将transform传入Dataset中，transform.Compose([fun1(), fun2(), ...])。其中fun是object继承类，定义其中的__call__()，使得他们可以被作为函数使用。对每张图片顺序执行函数fun1(), fun2(), ...。这里的fun()就是数据增强方法的入口。
sampler（从数据集中取样本的策略）处理后，数据集类转换为DataLoader对象。通过sampler中设置的yield，迭代返回每一次的数据。
至此数据预处理部分完成，送入模型开始训练。训练的数据流动我个人理解如下：

每个epoch将整个数据在模型中走一遍，至于取样本的策略由第3步的sampler决定。每个epoch中，数据集N = batch_size * iter_num，每个iter，前向传播、反向传播，验证集测试，保存模型等。

retinanet

optimizer = optim.Adam(retinanet.parameters(), lr=1e-5)


for epoch_num in range(epochs):
    for iter_num, data in enumerate(dataloader_train):
        # 前向传播，求解loss
        retinanet.train()
        classification_loss, regression_loss = retinanet([data['img'].float, data['annot']])  
        classification_loss = classification_loss.mean()
        regression_loss = regression_loss.mean()
        loss = classification_loss + regression_loss
        
        #反向传播，更新权重
        optimizer.zero_grad()
        loss.backward()
        optimizer.step()

    """
    validation part

    """

"""
test part

"""
# 保存模型
torch.save(retinanet, "model_final.pt")

一、VOC数据预处理

class VocDataset(Dataset):
    def __init__(self,
                 root_dir,
                 image_set='train',         # train/val/test
                 years=['2007', '2012'],    # 默认2007+2012
                 transform=None,
                 keep_difficult=False
                 ):
        self.root_dir = root_dir
        self.years = years
        self.image_set = image_set
        self.transform = transform
        self.keep_difficult = keep_difficult

        self.categories = VOC_CLASSES

        self.name_2_label = dict(
            zip(self.categories, range(len(self.categories)))
        )
        self.label_2_name = {
            v: k
            for k, v in self.name_2_label.items()
        }
        self.ids = list()
        self.find_file_list()

    def __len__(self):
        return len(self.ids)

    def __getitem__(self, image_index):

        img = self.load_image(image_index)
        annots = self.load_annotations(image_index)
        sample = {'img':img, 'annot':annots}
        if self.transform:
            sample = self.transform(sample)
        return sample

    def find_file_list(self):
        for year in self.years:
            if not (year == '2012' and self.image_set == 'test'):
                root_path = os.path.join(self.root_dir, 'VOC' + year)
                file_path = os.path.join(root_path, 'ImageSets', 'Main', self.image_set + '.txt')
                for line in open(file_path):
                    self.ids.append((root_path, line.strip()))

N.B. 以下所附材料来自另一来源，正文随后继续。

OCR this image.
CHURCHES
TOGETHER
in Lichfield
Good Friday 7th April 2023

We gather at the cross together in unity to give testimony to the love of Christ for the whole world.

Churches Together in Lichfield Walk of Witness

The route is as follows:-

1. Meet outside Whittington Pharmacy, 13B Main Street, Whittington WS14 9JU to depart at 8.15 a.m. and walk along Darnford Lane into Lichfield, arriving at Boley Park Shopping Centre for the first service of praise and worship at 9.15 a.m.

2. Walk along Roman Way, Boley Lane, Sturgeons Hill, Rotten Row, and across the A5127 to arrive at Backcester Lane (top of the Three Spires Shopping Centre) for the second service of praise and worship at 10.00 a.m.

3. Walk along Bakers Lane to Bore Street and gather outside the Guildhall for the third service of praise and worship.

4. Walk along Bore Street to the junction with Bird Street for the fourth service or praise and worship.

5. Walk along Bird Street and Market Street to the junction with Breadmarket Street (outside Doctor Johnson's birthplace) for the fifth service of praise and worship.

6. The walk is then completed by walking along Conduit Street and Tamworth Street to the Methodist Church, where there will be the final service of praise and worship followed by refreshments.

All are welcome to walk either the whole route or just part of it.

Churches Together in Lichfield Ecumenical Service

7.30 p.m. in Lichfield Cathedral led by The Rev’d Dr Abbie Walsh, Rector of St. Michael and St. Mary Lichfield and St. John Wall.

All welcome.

    def load_image(self, image_index):
        image_root_dir, img_idx = self.ids[image_index]
        image_path = os.path.join(image_root_dir,
                                 'JPEGImages', img_idx + '.jpg')
        img = cv2.imread(image_path)
        if len(img.shape) == 2:
            img = cv2.cvtColor(img, cv2.COLOR_BGR2RGB)

        return img.astype(np.float32)/255.0

    def load_annotations(self, image_index):
        image_root_dir, img_idx = self.ids[image_index]
        anna_path = os.path.join(image_root_dir,
                                'Annotations', img_idx + '.xml')
        annotations = []
        target = ET.parse(anna_path).getroot()
        for obj in target.iter("object"):
            difficult = int(obj.find('difficult').text) == 1
            if not self.keep_difficult and difficult:
                continue
            bbox = obj.find('bndbox')

            pts = ['xmin', 'ymin', 'xmax', 'ymax']

            bndbox = []
            for pt in pts:
                cut_pt = bbox.find(pt).text
                bndbox.append(float(cut_pt))
            name = obj.find('name').text.lower().strip()
            label = self.name_2_label[name]
            bndbox.append(label)
            annotations += [bndbox]
        annotations = np.array(annotations)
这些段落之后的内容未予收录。